The acting by the main cast is okay enough, not really anything special. Radha Mitchell is quite good as the lead character of Rose as she’s going to Silent Hill. Sean Bean is perfectly fine as Rose’s husband but he feels out of place, he ultimately feels pointless to the movie, it’s really focussed on Mitchell’s character when she’s in Silent Hill and at random points cuts to Sean Bean trying to figure out what happened to her and their daughter. It’s like he was only in the movie so that he could appear in the sequel like 6 years later. We also have Laurie Holden and other actors who are fine enough in their roles.

Christopher Gans’s direction works well and a big part of the reason why this makes the movie somewhat work. For the most part, the visuals of Silent Hill were truly great. The designs of the monsters were really great and horrific, and the best part is that practical effects are in use, far more than I expected there to be. I haven’t played the Silent Hill games myself, but from the brief glimpses I had of some of the games, it looks like the movie was staying true to them. The movie has a good atmosphere of isolation that is really needed in a Silent Hill story. There’s a lot of walking and long moments to build up atmosphere but it doesn’t succeed as well as I think it could’ve but it was still alright. There are some predictable jumpscares but not as many as most bad horror movies.
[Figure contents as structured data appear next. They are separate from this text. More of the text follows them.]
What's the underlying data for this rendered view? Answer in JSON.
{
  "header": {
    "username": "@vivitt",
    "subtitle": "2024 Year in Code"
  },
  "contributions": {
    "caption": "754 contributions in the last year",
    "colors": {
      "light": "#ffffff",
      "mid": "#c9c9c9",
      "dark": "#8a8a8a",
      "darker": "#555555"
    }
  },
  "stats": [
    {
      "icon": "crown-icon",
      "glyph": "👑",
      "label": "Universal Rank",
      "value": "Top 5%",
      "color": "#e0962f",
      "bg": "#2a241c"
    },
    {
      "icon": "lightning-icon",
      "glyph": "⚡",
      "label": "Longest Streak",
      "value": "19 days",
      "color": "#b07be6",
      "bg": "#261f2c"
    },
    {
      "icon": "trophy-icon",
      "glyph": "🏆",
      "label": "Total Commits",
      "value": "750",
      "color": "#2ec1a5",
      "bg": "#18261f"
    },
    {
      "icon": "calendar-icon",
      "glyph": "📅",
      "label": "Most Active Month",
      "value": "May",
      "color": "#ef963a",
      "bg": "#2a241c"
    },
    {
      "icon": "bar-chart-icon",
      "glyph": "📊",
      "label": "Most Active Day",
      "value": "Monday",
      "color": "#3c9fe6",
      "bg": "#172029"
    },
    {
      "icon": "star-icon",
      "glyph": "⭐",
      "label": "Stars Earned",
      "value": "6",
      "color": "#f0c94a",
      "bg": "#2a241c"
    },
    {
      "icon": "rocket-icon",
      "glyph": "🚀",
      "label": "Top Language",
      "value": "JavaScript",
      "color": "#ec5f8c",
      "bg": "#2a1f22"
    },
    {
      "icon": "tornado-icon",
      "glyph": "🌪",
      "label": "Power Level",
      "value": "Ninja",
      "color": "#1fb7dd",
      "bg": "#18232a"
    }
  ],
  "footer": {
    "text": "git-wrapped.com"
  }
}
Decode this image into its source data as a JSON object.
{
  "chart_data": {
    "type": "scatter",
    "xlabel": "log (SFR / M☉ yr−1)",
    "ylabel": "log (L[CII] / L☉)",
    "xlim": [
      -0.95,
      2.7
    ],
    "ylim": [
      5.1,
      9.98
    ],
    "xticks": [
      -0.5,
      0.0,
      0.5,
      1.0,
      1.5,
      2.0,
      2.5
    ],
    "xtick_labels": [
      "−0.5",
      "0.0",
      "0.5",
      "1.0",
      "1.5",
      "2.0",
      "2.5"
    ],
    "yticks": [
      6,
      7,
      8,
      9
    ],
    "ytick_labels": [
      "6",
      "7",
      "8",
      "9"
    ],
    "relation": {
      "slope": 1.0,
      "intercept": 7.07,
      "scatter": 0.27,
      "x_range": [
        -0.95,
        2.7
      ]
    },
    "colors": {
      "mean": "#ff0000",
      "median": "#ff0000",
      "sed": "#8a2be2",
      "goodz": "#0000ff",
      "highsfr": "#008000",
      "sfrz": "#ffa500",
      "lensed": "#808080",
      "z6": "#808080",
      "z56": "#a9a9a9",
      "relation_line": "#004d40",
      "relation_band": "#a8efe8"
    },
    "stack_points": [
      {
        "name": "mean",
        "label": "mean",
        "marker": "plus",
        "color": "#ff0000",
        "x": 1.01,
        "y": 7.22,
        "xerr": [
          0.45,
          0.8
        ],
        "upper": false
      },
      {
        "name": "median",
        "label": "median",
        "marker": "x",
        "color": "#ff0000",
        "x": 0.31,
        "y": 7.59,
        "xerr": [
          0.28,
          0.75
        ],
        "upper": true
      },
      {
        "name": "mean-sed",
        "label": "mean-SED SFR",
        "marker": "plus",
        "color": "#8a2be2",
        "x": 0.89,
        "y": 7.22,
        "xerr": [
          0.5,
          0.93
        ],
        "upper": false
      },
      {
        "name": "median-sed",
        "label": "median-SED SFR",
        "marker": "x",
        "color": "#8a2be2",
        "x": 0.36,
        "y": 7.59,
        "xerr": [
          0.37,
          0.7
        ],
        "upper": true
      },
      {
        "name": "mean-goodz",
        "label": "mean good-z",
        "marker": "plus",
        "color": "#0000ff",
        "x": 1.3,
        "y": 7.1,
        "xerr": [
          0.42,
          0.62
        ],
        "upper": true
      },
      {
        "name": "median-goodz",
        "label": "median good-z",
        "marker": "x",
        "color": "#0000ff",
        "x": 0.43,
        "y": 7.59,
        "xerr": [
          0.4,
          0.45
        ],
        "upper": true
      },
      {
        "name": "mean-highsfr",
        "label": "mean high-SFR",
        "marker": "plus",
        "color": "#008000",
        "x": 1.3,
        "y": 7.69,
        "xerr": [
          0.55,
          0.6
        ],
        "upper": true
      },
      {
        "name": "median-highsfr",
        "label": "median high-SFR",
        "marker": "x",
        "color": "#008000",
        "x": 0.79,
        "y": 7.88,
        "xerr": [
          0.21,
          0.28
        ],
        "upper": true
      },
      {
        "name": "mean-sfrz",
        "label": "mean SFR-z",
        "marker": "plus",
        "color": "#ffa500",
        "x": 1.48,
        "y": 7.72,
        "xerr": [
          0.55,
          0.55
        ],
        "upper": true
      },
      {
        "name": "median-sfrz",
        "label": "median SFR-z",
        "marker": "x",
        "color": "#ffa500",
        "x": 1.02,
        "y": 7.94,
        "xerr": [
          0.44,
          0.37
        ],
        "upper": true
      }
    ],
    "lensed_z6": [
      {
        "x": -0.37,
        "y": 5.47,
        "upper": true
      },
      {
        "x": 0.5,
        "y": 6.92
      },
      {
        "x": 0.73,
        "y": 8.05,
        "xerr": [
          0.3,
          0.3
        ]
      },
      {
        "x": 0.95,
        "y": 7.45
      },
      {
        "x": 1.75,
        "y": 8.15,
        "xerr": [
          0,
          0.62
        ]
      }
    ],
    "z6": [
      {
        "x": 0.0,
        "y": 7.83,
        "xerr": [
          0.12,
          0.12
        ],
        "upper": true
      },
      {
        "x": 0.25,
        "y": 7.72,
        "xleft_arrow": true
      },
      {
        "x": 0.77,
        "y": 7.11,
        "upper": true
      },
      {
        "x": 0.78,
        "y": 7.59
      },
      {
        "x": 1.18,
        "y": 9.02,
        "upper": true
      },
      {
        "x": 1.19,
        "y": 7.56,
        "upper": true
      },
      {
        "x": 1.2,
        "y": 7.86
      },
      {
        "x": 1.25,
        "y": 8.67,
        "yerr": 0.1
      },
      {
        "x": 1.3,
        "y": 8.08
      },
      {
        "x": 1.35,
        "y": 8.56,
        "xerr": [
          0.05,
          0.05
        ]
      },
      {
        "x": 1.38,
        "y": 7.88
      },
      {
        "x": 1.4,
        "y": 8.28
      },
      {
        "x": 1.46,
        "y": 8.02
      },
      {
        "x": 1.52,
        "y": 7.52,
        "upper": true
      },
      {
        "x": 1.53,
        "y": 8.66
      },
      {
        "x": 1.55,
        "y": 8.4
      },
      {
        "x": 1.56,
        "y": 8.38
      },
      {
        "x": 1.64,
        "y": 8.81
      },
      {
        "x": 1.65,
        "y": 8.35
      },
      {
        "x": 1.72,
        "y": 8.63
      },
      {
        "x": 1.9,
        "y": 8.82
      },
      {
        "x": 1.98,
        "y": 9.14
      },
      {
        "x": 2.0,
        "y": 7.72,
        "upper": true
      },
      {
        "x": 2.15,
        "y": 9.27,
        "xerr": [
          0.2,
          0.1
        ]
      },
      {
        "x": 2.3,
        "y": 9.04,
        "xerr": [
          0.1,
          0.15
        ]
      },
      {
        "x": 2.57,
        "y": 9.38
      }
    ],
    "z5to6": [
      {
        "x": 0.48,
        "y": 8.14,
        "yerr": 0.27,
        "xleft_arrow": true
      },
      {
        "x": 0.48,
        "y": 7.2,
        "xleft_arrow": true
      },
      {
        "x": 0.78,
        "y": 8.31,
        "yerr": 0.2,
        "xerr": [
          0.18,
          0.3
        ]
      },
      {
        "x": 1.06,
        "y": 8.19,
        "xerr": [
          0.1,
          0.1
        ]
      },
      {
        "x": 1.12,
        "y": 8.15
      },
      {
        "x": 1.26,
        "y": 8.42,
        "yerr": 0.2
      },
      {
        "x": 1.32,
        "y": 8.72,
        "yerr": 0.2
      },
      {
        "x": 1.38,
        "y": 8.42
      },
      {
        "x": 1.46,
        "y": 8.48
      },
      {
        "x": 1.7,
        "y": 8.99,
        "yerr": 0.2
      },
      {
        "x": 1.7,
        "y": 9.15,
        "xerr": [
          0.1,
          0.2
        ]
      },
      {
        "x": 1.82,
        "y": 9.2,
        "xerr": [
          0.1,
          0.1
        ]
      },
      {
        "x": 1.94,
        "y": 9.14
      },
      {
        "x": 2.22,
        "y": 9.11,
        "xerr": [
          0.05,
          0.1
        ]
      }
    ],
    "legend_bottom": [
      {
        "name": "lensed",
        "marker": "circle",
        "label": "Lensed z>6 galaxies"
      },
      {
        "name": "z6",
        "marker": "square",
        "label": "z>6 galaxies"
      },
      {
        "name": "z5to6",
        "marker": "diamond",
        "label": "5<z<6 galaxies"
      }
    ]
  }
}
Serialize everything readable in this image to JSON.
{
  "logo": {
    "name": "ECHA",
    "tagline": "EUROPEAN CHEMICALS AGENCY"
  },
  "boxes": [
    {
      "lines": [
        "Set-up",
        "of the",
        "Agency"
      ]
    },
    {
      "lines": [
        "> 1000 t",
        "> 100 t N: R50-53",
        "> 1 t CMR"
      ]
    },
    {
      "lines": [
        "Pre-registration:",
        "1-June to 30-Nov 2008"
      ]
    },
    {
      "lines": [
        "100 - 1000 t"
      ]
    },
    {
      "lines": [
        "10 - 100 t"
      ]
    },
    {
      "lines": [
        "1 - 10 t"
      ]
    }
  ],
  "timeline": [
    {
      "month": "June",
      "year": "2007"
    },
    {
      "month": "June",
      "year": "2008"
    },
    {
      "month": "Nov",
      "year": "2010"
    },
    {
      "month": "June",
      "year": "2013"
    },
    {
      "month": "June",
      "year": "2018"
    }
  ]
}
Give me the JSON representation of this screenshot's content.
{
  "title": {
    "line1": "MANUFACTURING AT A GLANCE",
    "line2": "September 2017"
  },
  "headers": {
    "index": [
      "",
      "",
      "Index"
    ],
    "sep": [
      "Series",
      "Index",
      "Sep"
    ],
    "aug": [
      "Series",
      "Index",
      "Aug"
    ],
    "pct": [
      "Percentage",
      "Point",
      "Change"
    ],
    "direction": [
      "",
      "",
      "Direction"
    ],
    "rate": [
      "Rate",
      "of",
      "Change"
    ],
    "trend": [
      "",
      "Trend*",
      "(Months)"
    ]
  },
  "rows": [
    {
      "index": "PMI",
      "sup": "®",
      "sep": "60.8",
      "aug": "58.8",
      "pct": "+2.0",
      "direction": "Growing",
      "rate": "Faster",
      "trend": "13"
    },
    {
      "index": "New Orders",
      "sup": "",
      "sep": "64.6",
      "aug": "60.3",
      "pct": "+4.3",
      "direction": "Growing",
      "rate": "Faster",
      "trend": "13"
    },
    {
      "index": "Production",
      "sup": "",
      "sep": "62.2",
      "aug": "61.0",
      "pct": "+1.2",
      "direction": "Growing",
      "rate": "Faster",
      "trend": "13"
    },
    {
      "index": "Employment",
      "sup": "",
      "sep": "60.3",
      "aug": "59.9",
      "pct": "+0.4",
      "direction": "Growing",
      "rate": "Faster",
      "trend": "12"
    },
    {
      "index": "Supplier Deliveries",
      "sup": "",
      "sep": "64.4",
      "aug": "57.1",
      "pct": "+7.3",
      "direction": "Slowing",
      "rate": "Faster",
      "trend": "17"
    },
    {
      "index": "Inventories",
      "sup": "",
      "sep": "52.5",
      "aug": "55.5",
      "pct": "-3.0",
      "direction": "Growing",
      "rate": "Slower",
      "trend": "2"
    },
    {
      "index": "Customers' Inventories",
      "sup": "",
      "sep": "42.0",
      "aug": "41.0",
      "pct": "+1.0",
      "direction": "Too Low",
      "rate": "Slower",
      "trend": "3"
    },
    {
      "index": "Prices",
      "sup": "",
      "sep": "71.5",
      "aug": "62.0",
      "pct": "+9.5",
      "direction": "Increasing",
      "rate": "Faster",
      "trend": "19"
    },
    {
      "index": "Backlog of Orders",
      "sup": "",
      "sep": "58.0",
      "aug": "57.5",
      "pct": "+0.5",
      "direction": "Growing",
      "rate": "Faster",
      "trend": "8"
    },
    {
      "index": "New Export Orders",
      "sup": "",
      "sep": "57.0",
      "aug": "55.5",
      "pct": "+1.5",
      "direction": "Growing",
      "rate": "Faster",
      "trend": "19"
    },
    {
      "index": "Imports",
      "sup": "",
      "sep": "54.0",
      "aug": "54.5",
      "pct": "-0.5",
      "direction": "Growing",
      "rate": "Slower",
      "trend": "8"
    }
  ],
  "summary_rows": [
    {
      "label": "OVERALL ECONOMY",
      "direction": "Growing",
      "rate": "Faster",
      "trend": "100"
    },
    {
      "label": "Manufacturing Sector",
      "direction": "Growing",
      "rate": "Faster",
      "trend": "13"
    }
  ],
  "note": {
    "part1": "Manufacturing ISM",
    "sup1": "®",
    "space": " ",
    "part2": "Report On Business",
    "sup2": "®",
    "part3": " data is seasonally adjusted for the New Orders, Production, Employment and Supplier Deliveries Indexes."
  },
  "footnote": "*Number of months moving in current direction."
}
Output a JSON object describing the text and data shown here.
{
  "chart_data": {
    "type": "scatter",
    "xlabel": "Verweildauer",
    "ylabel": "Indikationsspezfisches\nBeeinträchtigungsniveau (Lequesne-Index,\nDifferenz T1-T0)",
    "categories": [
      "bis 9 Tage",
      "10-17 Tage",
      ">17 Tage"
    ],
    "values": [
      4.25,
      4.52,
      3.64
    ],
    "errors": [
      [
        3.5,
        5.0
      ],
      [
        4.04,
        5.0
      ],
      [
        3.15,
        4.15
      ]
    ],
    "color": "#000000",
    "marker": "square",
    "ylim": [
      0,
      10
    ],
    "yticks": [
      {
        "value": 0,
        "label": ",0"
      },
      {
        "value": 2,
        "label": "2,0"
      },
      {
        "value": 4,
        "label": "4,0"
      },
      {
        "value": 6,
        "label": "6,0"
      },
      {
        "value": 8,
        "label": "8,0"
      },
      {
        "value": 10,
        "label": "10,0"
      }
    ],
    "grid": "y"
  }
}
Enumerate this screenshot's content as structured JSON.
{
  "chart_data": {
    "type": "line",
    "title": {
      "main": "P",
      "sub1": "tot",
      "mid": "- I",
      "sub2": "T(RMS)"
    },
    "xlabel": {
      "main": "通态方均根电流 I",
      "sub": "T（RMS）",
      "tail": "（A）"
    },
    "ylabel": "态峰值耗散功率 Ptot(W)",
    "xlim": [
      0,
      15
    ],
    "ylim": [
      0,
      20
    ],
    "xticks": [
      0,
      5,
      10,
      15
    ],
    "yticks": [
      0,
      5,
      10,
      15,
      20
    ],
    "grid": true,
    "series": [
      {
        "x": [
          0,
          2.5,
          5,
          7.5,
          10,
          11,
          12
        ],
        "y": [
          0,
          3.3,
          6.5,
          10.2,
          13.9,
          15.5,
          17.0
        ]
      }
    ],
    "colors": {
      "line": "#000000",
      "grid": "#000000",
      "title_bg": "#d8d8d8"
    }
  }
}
The Silent Hill movie was better than I thought it would be, given that most video game movies aren’t all that good. It started off well, the direction and the visuals are really good, and at times it seems to capture the spirit of the games. Unfortunately, there are things holding it back from being even decent as a movie on its own. I think that a Silent Hill movie released nowadays with the recent comeback of horror movies could be something really good, and I’d be open to seeing that. Till then, this is the best we got in terms of video game horror movies (and no, although I haven’t seen it yet, apparently the sequel is really terrible).